Nell’immaginario collettivo la figura del magistrato è stata sempre condizionata da quel costrutto così “ordinario” creato nell’audiovisivo ma soprattutto anche da quello che vediamo tramite
interviste o approfondimenti giornalistici nel senso più classico e letterale del termine. Di solito sono uomini di una certa età, composti e pacati, mossi da un doveroso senso di giustizia. L’originalità del nostro progetto è quella di raccontare da una parte un uomo di ventotto anni che sì all’epoca era un magistrato del pool antimafia ma ancor prima un ragazzo -per di più da poco sposato- e come il suo lavoro abbia cambiato il rapporto con i suoi familiari, la famiglia stessa e sia stato inevitabilmente “contaminato” dalla sua età: nell’approccio pratico, nell’impulsività e nell’agire con
quella naturale ambizione e spregiudicata incoscienza della giovinezza, nonostante il contesto. Tutte queste caratteristiche non possono essere escluse dai fenomenali risultati avuti da Alfonso Sabella
nella lotta a “Cosa Nostra”. Il suo modo di fare, dettato anche dalla sua giovane età, gli ha fatto guadagnare la fiducia di boss del calibro di Giovanni Brusca e di conseguenza la loro decisione di
collaborare.
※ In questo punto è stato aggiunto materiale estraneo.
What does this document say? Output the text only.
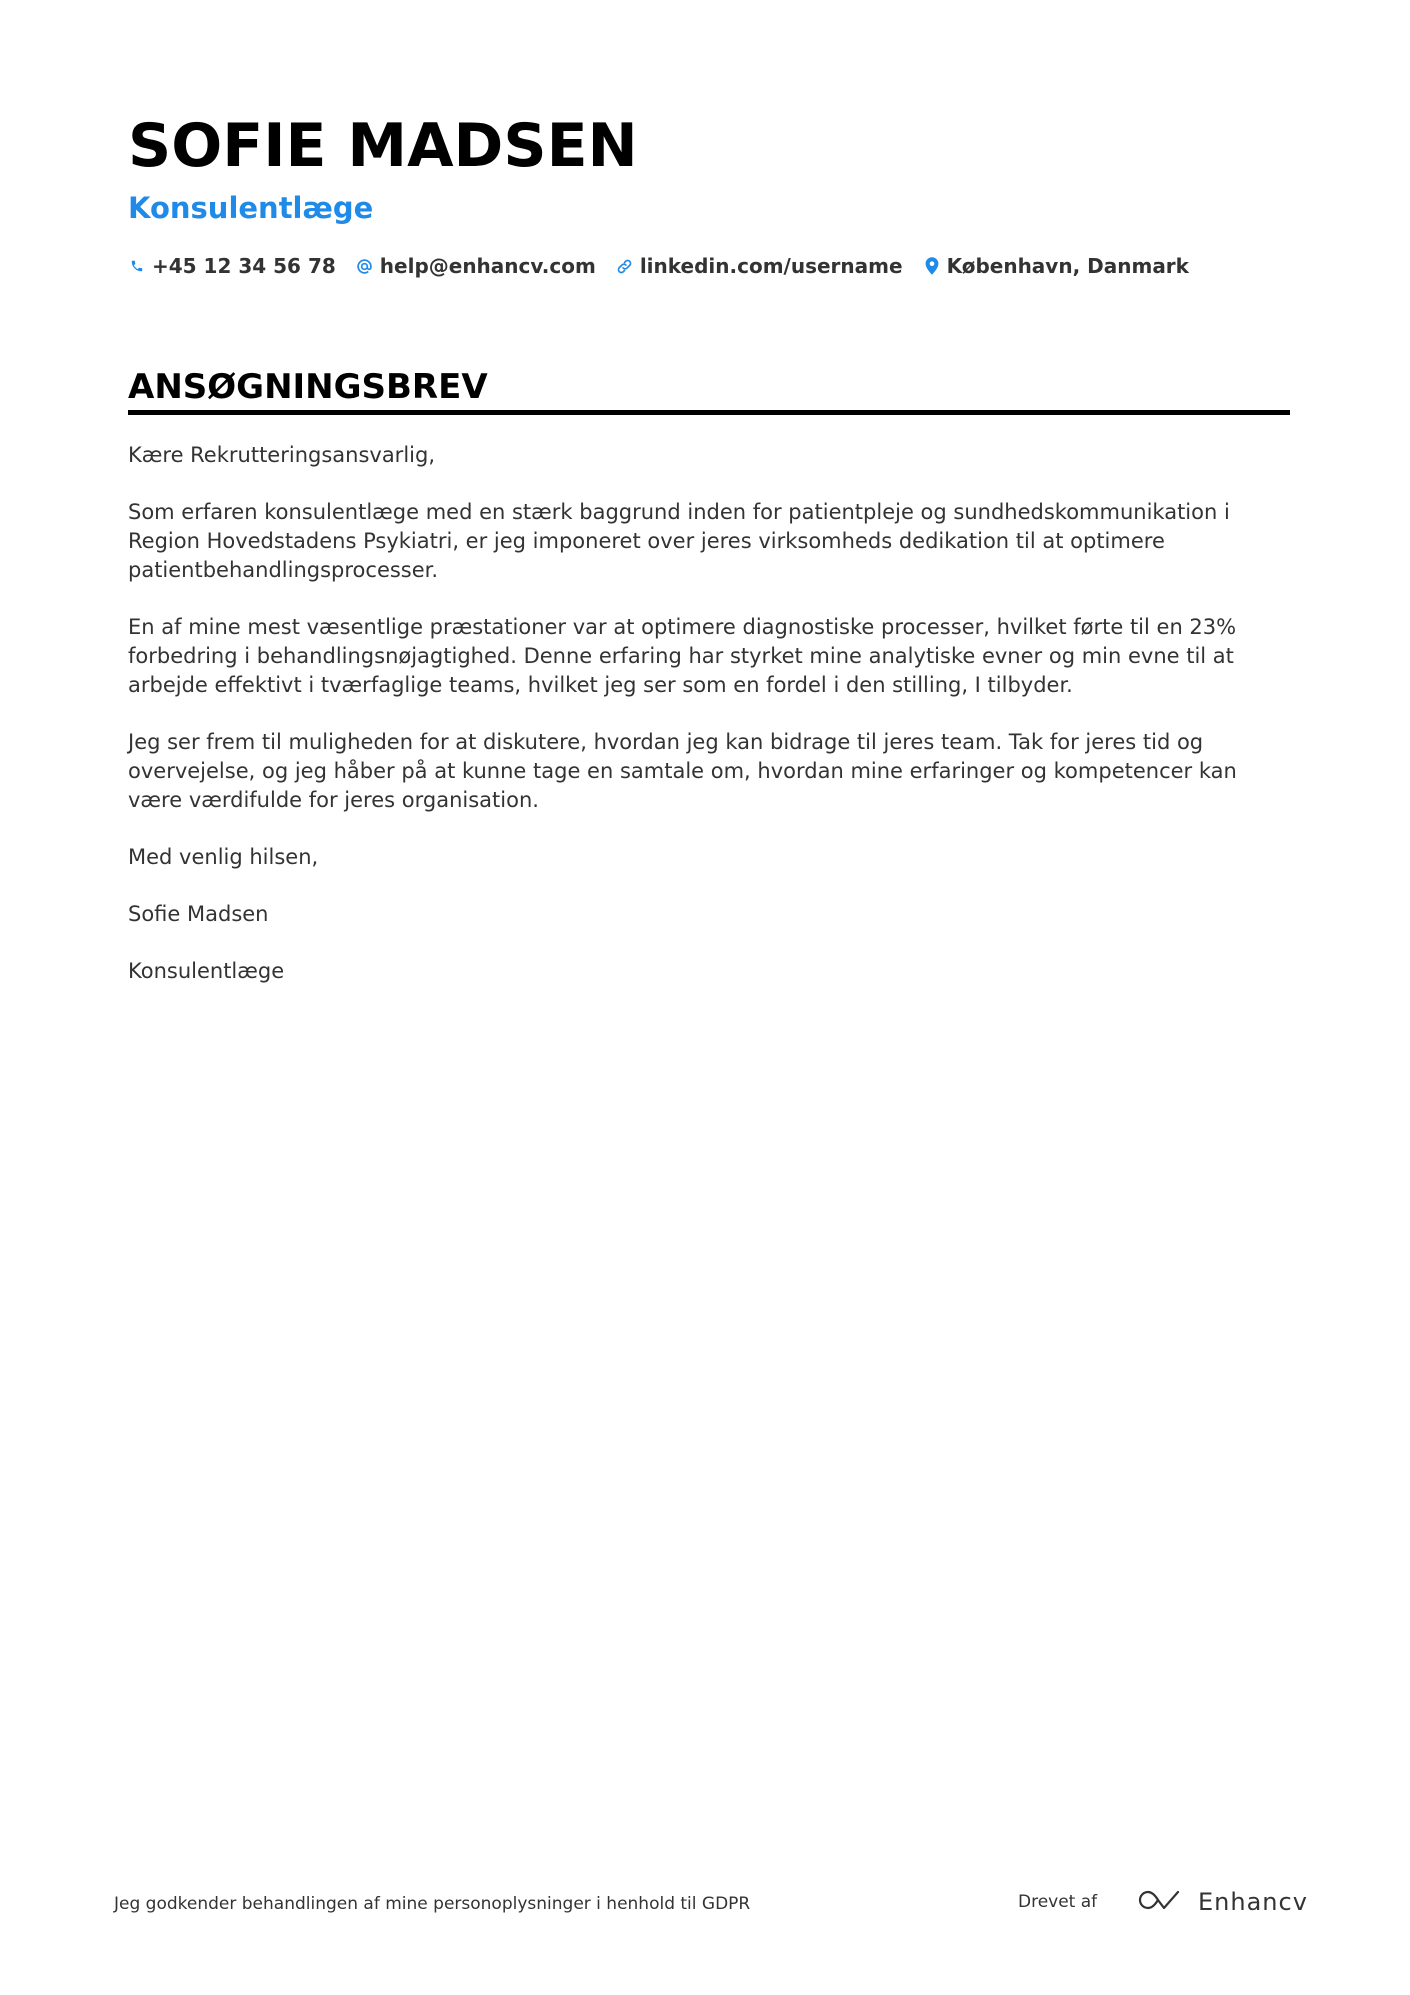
SOFIE MADSEN
Konsulentlæge
+45 12 34 56 78 help@enhancv.com linkedin.com/username København, Danmark
ANSØGNINGSBREV

Kære Rekrutteringsansvarlig,

Som erfaren konsulentlæge med en stærk baggrund inden for patientpleje og sundhedskommunikation i Region Hovedstadens Psykiatri, er jeg imponeret over jeres virksomheds dedikation til at optimere patientbehandlingsprocesser.

En af mine mest væsentlige præstationer var at optimere diagnostiske processer, hvilket førte til en 23% forbedring i behandlingsnøjagtighed. Denne erfaring har styrket mine analytiske evner og min evne til at arbejde effektivt i tværfaglige teams, hvilket jeg ser som en fordel i den stilling, I tilbyder.

Jeg ser frem til muligheden for at diskutere, hvordan jeg kan bidrage til jeres team. Tak for jeres tid og overvejelse, og jeg håber på at kunne tage en samtale om, hvordan mine erfaringer og kompetencer kan være værdifulde for jeres organisation.

Med venlig hilsen,

Sofie Madsen

Konsulentlæge

Jeg godkender behandlingen af mine personoplysninger i henhold til GDPR	Drevet af	Enhancv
Le domande di Bardani andranno proprio a cercare di scoprire gli aspetti più personali di queste vicende, volendo carpire quell’intercapedine emotiva rimasta celata tra l’ufficialità del
ruolo pubblico, da un lato, e uno spessore criminale che non ammetteva debolezze, dall’altro. Sveleremo retroscena su alcuni momenti poco raccontati della vita di un magistrato.